Here are some other examples you may not have heard about in which the “truth” turned out not to be true:
• For a long time surgeons used talc on the rubber gloves they wore while performing surgery. Then they discovered it could be poison-ous. So they switched to starch, only to find that it, too, could have a toxic effect on surgical patients.5
• Film authorities were certain they were familiar with all the films the late Charlie Chaplin ever made. Then, in 1982, a previously unknown film was discovered in a British screen archive vault.6
• For hundreds of years historians believed that although the people of Pompeii had been trapped by the eruption of Mount Vesuvius in A.D. 79, the people of neighboring Herculaneum had escaped. Then the discovery of eighty bodies (and the hint of hundreds more) under the volcanic ash revealed that many from Herculaneum had also been trapped.7
• Your grandparents probably learned that there are eight planets in our solar system. Since Pluto was discovered in 1930, your parents and you learned there are nine. Then Joseph L. Brady of the University of California suggested there might be ten . 8 But more recently Pluto was removed from the list.
• After morphine was used by doctors for some years as a painkiller, it was found to be addictive. The search began for a nonaddictive substitute. What was found to take its place? Heroin!9
- For a remarkably clear discussion of this complex subject, see Mortimer J. Adler, Intellect: Mind over Matter (New York: Macmillan, 1990).

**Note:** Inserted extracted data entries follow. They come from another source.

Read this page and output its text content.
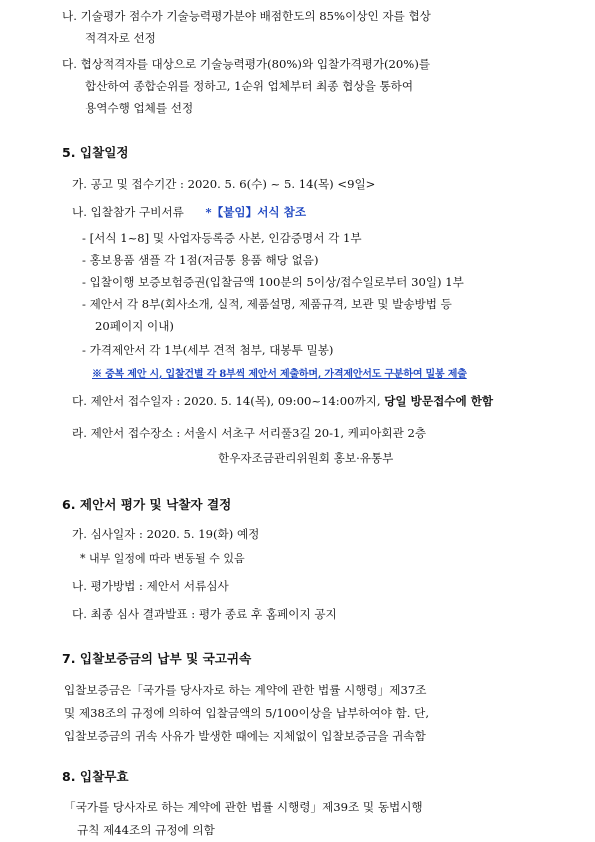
나. 기술평가 점수가 기술능력평가분야 배점한도의 85%이상인 자를 협상
적격자로 선정
다. 협상적격자를 대상으로 기술능력평가(80%)와 입찰가격평가(20%)를
합산하여 종합순위를 정하고, 1순위 업체부터 최종 협상을 통하여
용역수행 업체를 선정
5. 입찰일정
가. 공고 및 접수기간 : 2020. 5. 6(수) ~ 5. 14(목) <9일>
나. 입찰참가 구비서류 *【붙임】서식 참조
- [서식 1~8] 및 사업자등록증 사본, 인감증명서 각 1부
- 홍보용품 샘플 각 1점(저금통 용품 해당 없음)
- 입찰이행 보증보험증권(입찰금액 100분의 5이상/접수일로부터 30일) 1부
- 제안서 각 8부(회사소개, 실적, 제품설명, 제품규격, 보관 및 발송방법 등
20페이지 이내)
- 가격제안서 각 1부(세부 견적 첨부, 대봉투 밀봉)
※ 중복 제안 시, 입찰건별 각 8부씩 제안서 제출하며, 가격제안서도 구분하여 밀봉 제출
다. 제안서 접수일자 : 2020. 5. 14(목), 09:00~14:00까지, 당일 방문접수에 한함
라. 제안서 접수장소 : 서울시 서초구 서리풀3길 20-1, 케피아회관 2층
한우자조금관리위원회 홍보·유통부
6. 제안서 평가 및 낙찰자 결정
가. 심사일자 : 2020. 5. 19(화) 예정
* 내부 일정에 따라 변동될 수 있음
나. 평가방법 : 제안서 서류심사
다. 최종 심사 결과발표 : 평가 종료 후 홈페이지 공지
7. 입찰보증금의 납부 및 국고귀속
입찰보증금은「국가를 당사자로 하는 계약에 관한 법률 시행령」제37조
및 제38조의 규정에 의하여 입찰금액의 5/100이상을 납부하여야 함. 단,
입찰보증금의 귀속 사유가 발생한 때에는 지체없이 입찰보증금을 귀속함
8. 입찰무효
「국가를 당사자로 하는 계약에 관한 법률 시행령」제39조 및 동법시행
규칙 제44조의 규정에 의함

- William Barrett, Death of the Soul from Descartes to the Computer (Garden City, N.Y.: Doubleday, 1986), pp. 10, 53, 75.
- John Dewey, How We Think (New York: Heath, 1933), p. 4.
- Dewey, How We Think, pp. 88–90.
- R. W. Gerard, “The Biological Basis of Imagination,” Scientific Monthly, June 1946, p. 477.
甚至最聪明的人也会犯错
到目前为止,我们已经确定,人们的感知和记忆可能会出错,他们接收到的信息可能是错误的或不完整的。但这些问题只关系到个人。那么群体判断呢——对当时最优秀的思想家、最聪明的男女的观察进行仔细分析后得出的结论呢?这样的记录更好吗?幸运的是,这个结论是肯定的。
但它也有许多不足之处。
通常情况下,今天被最受尊敬的人视为真理的东西,第二天就被证明是错误的。你肯定知道一些例子。17世纪早期,当伽利略提出太阳是太阳系的中心时,他被指控为异端,遭到监禁,并被迫放弃他的错误。当时的“真理”,被每一个名副其实的科学家所接受,就是地球是太阳系的中心。
下面是一些你可能没听说过的“真理”被证明不正确的例子:
•长期以来,外科医生在做手术时戴的橡胶手套上使用滑石粉,然后他们发现它可能是有毒的。所以他们改用淀粉,结果发现它对外科病人也有毒性作用。(5)
•电影权威人士确信,他们对已故查理•卓别林(Charlie Chaplin)的所有电影都很熟悉。然后,在1982年,一部以前不为人知的电影在英国银幕档案库里被发现。(6)
•数百年来,历史学家一直认为,尽管庞贝人在公元79年的维苏威火山(Mount Vesuvius)爆发中被困,但邻近的赫库兰尼姆(Herculaneum)人却逃脱了。随后,在火山灰下发现了80具尸体(还有数百具),这表明赫库兰尼姆的许多尸体也被困。(7)
•你的祖父母可能知道我们的太阳系有八颗行星。自从1930年冥王星被发现以来,你和你的父母就知道冥王星有九个。然后,加州大学的约瑟夫·l·布雷迪(Joseph L. Brady)提出,可能会有10个。(8)但是最近冥王星被从名单上除名了。
•医生使用吗啡作为止痛药多年后,发现它会上瘾。研究开始寻找一种不会上瘾的替代品。找到了什么来代替它?海洛因! (9)
5.有关这一复杂问题的非常清晰的讨论,见莫蒂默·j·阿德勒,《智力:精神高于物质》(纽约:麦克米伦出版社,1990年)。
6.威廉·巴雷特,《从笛卡尔到计算机的灵魂之死》(花园城,纽约):《双日》(Doubleday, 1986),第10、53、75页。
7.约翰·杜威,《我们如何思考》(纽约:希思出版社,1933年),第4页。
8.杜威,《我们如何思考》,第88-90页。
9.“想像的生物学基础”,《科学月刊》,一九四六年六月,页477。